Lost in translation

Un film dont la réalisatrice s'est refusée à faire traduire le titre ; mais on peut en traduire certaines parties. "Lost", c'est "perdu". Lost In Translation raconte l'histoire de deux individus égarés dans un pays lointain : le Japon.

Le premier est une jeune première : une midinette de vingt-deux printemps qui a terminé ses études de philosophie. Que fait-elle dans la vie? Par désœuvrement, elle suit son mari photographe, jusqu'à Tokyo ... Et là-bas, elle déprime, et elle s'ennuie, isolée dans un appartement comme une cage dorée, avec une vue imprenable sur la ville. L'autre, un quinquagénaire américain star de cinéma débarque au Japon pour tourner un spot publicitaire en faveur d'une marque de whisky. Lui aussi est perdu, mais à rebours. Sa vie est derrière lui. Il a une femme et des enfants et les regarde grandir. Comme une vieille locomotive contrainte de suivre les rails d'un trajet de routine. De petites mésaventures pleines d'ironie en dialogues de sourds, on observe les parcours de vie décousus des deux personnages dans de courtes scènes qui ne s'enchaînent pas forcément comme dans un film. Et puis vient la rencontre. L'unique élément qui donne du liant au récit sera justement l'amitié liant les deux personnages. Ils parlent la même langue, au sens propre comme au figuré. Dans le titre, translation signifie traduction. De traductions d'ailleurs, il y en a peu. Et quand il y en a, ce n'est pas une traduction exacte. On n'est pas dans un film sous-titré, on est dans la vie sans sous-titres. On se met ainsi à la place des protagonistes, qui écoutent les autochtones sans vraiment les comprendre du début à la fin du film. Perdus, donc, dans un pays "qui n'a pas besoin d'eux pour s'amuser". On pourrait d'ailleurs s'attendre à une opposition croustillante entre moeurs américaines et japonaises, Orient et Occident, mais ce n'est pas si simple. Ces individus sont comme n'importe quel étranger perdu dans une grande ville.
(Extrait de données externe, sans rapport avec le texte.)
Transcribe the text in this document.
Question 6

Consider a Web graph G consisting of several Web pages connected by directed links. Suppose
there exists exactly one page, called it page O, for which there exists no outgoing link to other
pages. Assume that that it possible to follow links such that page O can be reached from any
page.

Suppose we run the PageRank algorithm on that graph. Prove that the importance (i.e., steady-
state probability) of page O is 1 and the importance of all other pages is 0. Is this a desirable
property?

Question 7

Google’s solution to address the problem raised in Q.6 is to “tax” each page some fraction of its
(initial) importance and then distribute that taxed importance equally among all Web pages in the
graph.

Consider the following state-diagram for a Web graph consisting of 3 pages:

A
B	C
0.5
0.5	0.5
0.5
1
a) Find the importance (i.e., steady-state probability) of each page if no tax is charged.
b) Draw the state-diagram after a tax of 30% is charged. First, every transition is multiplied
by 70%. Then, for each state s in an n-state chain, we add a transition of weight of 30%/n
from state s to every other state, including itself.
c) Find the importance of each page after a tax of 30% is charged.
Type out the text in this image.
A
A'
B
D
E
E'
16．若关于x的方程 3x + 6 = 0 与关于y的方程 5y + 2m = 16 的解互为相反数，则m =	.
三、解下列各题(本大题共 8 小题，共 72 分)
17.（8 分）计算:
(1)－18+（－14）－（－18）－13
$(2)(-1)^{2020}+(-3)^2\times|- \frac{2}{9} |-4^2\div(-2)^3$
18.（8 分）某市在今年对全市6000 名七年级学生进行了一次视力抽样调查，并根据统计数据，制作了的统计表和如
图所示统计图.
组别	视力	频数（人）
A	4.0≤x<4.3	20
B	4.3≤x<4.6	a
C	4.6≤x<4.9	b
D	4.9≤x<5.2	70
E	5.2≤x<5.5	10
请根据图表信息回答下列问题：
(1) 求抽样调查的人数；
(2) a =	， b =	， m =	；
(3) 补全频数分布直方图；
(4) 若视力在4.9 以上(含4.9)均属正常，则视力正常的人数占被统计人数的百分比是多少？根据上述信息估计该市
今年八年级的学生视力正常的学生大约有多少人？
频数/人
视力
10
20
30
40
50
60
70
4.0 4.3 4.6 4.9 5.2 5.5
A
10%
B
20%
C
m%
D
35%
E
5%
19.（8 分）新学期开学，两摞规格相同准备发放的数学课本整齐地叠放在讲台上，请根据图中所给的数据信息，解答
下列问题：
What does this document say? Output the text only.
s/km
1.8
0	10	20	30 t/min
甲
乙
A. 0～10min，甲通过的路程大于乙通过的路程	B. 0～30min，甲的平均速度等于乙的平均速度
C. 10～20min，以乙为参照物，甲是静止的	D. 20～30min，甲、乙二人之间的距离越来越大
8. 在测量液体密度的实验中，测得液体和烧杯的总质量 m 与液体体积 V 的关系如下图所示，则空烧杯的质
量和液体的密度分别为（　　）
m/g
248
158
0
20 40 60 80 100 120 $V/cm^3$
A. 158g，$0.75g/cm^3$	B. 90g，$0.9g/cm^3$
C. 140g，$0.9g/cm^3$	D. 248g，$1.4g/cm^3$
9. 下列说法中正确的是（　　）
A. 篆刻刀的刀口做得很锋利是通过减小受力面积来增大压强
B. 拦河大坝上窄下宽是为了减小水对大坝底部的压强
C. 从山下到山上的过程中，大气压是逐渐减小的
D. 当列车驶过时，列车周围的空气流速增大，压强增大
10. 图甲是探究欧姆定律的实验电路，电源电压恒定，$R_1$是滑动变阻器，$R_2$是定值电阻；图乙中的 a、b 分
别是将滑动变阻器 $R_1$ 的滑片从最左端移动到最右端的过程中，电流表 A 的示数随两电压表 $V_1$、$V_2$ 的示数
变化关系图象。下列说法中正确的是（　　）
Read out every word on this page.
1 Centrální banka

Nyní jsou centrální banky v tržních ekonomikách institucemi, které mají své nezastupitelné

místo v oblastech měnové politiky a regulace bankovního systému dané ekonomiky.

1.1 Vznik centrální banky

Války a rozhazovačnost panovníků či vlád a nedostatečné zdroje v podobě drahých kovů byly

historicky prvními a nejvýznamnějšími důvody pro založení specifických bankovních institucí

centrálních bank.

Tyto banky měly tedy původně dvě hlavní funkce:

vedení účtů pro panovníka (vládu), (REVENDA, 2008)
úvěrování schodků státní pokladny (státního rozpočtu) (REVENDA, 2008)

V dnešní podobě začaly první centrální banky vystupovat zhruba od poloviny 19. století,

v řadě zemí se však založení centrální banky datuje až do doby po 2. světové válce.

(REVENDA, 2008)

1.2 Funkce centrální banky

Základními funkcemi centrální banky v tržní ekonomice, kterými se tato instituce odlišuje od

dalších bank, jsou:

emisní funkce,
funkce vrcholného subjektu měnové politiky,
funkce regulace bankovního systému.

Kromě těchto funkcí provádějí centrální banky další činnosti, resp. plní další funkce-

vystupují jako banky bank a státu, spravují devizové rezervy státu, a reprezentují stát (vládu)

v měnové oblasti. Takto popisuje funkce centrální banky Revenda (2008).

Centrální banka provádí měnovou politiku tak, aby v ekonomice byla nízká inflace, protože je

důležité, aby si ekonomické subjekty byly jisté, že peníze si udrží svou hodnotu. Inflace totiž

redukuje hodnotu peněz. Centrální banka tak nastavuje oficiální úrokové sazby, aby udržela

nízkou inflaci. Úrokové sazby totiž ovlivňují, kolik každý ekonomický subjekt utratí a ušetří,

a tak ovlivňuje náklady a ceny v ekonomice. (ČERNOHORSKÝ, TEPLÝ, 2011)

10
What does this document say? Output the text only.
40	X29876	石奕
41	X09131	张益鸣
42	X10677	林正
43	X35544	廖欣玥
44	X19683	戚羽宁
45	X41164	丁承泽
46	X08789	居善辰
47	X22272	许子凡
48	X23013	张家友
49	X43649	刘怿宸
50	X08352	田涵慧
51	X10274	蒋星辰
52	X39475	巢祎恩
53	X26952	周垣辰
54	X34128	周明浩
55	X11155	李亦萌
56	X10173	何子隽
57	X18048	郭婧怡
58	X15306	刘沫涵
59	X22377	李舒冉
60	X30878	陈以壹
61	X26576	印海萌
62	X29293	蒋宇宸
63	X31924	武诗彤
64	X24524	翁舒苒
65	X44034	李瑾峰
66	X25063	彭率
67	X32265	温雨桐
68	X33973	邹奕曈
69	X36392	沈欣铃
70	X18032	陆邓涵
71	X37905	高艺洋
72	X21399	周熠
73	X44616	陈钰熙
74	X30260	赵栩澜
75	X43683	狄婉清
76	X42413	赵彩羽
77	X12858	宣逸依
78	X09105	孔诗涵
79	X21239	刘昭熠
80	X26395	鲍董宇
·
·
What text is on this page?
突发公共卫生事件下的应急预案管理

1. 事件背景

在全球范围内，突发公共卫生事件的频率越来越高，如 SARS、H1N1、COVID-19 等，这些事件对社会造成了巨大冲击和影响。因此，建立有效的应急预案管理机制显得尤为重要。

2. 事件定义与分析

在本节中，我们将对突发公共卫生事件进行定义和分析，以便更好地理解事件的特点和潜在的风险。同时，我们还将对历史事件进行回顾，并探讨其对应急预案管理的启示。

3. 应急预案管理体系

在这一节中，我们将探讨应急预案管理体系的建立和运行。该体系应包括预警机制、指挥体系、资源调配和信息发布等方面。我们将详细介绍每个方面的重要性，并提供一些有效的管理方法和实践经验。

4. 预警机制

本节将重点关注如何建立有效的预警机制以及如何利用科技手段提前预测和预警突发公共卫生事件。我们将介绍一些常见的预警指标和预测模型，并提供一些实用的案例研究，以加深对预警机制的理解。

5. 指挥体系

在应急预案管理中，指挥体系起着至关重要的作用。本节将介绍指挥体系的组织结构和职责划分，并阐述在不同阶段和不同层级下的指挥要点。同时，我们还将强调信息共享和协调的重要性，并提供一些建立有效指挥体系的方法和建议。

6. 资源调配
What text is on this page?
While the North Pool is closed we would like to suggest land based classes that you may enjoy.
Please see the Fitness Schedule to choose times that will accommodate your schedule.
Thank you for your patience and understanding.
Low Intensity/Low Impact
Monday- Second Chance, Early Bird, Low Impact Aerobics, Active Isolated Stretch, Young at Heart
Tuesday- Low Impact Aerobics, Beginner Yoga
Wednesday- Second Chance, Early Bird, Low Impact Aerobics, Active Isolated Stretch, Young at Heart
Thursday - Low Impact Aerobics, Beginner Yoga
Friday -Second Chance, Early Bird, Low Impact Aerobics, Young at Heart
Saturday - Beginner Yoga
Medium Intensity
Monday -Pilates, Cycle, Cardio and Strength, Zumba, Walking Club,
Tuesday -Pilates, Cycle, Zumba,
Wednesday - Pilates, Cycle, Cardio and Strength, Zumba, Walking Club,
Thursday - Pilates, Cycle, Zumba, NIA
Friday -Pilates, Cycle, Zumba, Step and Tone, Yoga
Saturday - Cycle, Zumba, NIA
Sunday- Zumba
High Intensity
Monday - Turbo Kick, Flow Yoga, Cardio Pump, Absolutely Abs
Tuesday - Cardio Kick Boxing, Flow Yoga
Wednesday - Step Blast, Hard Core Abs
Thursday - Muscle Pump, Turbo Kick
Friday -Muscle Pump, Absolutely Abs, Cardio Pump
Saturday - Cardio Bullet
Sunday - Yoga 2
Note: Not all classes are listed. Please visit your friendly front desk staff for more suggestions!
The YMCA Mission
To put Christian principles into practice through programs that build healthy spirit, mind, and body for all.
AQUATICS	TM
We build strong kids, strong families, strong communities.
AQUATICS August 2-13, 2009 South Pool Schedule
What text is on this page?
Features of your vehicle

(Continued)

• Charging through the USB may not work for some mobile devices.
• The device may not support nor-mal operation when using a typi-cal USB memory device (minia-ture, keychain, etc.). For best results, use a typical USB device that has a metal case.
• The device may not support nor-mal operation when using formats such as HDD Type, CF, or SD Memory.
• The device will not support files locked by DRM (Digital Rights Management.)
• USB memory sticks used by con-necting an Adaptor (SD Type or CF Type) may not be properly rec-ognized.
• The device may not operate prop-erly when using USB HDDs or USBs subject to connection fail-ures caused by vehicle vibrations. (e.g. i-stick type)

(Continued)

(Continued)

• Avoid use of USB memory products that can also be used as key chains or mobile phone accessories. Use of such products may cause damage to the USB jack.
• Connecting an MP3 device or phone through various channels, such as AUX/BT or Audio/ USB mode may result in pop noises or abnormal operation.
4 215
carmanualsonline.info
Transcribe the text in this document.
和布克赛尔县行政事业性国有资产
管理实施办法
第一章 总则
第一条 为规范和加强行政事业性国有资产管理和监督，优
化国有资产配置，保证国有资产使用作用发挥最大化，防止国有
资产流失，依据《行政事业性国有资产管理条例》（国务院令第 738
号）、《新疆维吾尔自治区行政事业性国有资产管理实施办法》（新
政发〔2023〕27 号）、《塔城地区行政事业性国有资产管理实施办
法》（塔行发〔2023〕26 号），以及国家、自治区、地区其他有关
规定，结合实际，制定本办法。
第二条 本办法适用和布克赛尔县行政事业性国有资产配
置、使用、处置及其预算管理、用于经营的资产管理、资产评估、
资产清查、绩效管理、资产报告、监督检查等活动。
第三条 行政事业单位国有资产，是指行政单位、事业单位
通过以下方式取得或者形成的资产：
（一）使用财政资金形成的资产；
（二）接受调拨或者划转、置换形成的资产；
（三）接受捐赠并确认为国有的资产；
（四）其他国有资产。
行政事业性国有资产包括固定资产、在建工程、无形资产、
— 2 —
Le cinéma affectionne les paumés, parce qu'ils forment des personnages éminemment sympathiques, et des héros auxquels l'on s'identifie facilement. Ping-pong : ce film me renvoie à un autre, asiatique celui-là : Millenium Mambo de Hou Hsiao Hsien, vu à Cannes en 2001, avec le côté sombre en plus et l'humour en moins. Il s'en dégage la même impression de mélancolie, une certaine solitude que rien ne vient combler, sauf une amitié éphémère.

Claustrophobes attention : prenez vos précautions ! Dans un film comme dans l'autre : beaucoup de scènes en intérieur, dans des discothèques, des salles de jeux, des halls d'hôtel, et les extérieurs se font souvent de nuit. On vous aura prévenus.